In the lodging industry, both product and timing heterogeneity induce several different demand schedules (Kotler et al., 2017). It is also common for the lodging businesses to provide numerous pricing strategies for different market segments (Collins & Parsa, 2006; El Haddad, 2015; Kotler et al., 2017; Vives et al., 2018). Therefore, it would be useful to develop a Bertrand or Cournot model based on market segments with consideration to off-season and high season in the lodging industry. In addition, other than the size of hotels in the Bertrand or Cournot model, other variables (e.g., location), might be considered because location is one of the pricing decision-making variables, which could influence hotels’ information-sharing decisions. Last, the economic experiment is worth noting. Altman (2004) notes that the deduced results from a game-theoretical model may be different from the actual game results. Instead of a pure theoretical deduction, thus, the game results would be verified using experiments. In this way, the results of a game-theoretical model would be more reliable, which can reflect the reality of the lodging industry.
Conclusion
There are ongoing debates about methods to establish the effective pricing strategy in the lodging industry (Collins & Parsa, 2006; El Haddad, 2015; Gu, 1997; Lee at al., 2011; Nagle & Holden, 1995; Saito et al., 2016). Overall, the previous literature notes that the effective pricing strategy is determined depending on demand and supply, cost, seasonality, and competition. Based on a demand uncertainty model (Vives, 1984), this study developed a two-stage price competition model within a lodging context to show how such a model is useful for determining effective strategies with respect to information sharing. In the first stage of Nash equilibrium, hotels simultaneously decided to share or conceal information, and then in the second stage, hotels simultaneously chose prices given the first-stage outcomes.
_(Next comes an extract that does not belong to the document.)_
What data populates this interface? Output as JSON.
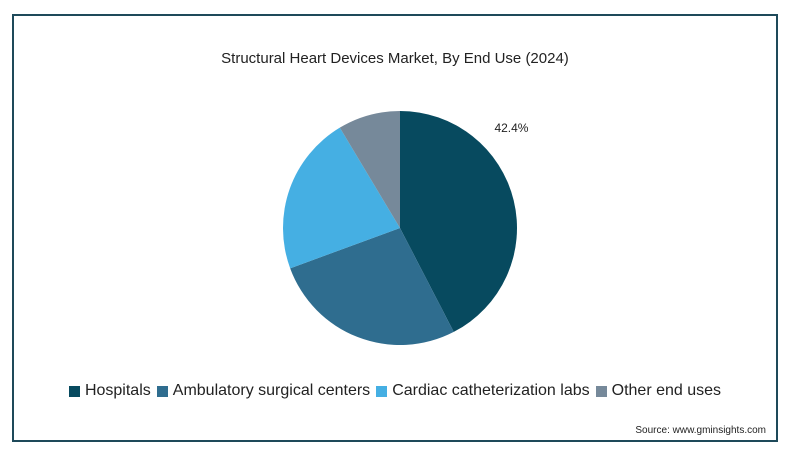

To mimic the lodging industry, especially, this study considered an asymmetric condition in cost, which created different types of hotels (e.g., a competition between an upscale and a midscale hotel), as well as in demand, creating a low and a high demand in the marketplace. Because of these assumptions, which are significantly different as compared with previous research (Gal-Or, 1986; Jiménez-Martínez, 2006; Shapiro, 1986; Vives, 1984; Yan & Pei, 2011), this study examined competitions between different types of hotels considering different market demand signals. This study found that hotels share their private demand information if there is a low demand signal but conceal private information if the demand signal is high in the marketplace. The finding of this study provided several insights for hotel operators, including revenue managers with respect to information-sharing behaviors of hotels and optimal pricing strategy.